Existing jailbreaking methods for Large Vision-Language Models (LVLMs) rely on toxic text continuation (Toxic-Continuation), making them ineffective against purely benign inputs. This work introduces the Benign-to-Toxic (B2T) paradigm: it induces harmful model outputs solely by optimizing adversarial images under entirely benign textual prompts—achieving, for the first time, implicit jailbreaking via “benign text + adversarial image → toxic response.” Our approach integrates gradient-based image optimization, multimodal joint safety evaluation, and a black-box transferability testing framework. Experiments demonstrate that B2T significantly outperforms prior methods in both white-box and black-box settings. Moreover, B2T synergizes with text-based jailbreaking to amplify attack efficacy. These results expose a previously underappreciated vulnerability in multimodal alignment—specifically, the susceptibility of visual modality pathways to adversarial manipulation, even when linguistic inputs remain strictly harmless.

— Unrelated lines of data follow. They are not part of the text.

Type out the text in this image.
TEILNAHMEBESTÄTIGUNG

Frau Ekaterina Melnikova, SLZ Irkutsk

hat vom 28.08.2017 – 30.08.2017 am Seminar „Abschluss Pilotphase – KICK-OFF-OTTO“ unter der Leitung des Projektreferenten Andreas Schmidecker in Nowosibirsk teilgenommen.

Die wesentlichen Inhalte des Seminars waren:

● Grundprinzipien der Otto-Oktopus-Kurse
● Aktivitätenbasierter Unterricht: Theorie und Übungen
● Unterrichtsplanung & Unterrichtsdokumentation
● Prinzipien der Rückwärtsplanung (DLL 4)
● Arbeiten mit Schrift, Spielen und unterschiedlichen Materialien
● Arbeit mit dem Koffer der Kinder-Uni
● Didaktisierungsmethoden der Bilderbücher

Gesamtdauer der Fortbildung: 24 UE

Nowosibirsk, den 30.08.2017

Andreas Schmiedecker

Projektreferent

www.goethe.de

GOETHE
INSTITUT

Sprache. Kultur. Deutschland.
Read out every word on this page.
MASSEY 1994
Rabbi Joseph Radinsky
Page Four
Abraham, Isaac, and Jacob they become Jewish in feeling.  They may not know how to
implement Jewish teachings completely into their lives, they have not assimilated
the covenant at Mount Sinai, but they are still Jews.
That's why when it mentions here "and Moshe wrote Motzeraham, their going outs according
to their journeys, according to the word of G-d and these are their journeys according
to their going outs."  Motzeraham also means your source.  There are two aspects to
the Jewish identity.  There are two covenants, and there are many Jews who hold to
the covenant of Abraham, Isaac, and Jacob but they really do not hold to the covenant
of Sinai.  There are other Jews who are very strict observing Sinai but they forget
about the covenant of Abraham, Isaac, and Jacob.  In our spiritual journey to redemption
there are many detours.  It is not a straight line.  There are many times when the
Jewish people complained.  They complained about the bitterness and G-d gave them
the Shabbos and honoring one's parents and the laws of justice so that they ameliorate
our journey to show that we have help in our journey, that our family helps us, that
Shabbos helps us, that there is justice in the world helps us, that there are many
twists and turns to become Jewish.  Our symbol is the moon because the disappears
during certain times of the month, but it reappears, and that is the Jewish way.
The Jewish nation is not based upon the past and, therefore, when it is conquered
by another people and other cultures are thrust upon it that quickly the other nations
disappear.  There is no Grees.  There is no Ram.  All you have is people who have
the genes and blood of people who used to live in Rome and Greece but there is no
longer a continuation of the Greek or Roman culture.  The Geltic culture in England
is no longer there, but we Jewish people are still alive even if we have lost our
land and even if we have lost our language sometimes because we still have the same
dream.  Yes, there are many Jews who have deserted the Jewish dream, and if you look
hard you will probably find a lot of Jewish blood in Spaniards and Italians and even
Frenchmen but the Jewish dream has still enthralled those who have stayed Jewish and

Optimization-based jailbreaks typically adopt the Toxic-Continuation setting in large vision-language models (LVLMs), following the standard next-token prediction objective. In this setting, an adversarial image is optimized to make the model predict the next token of a toxic prompt. However, we find that the Toxic-Continuation paradigm is effective at continuing already-toxic inputs, but struggles to induce safety misalignment when explicit toxic signals are absent. We propose a new paradigm: Benign-to-Toxic (B2T) jailbreak. Unlike prior work, we optimize adversarial images to induce toxic outputs from benign conditioning. Since benign conditioning contains no safety violations, the image alone must break the model's safety mechanisms. Our method outperforms prior approaches, transfers in black-box settings, and complements text-based jailbreaks. These results reveal an underexplored vulnerability in multimodal alignment and introduce a fundamentally new direction for jailbreak approaches.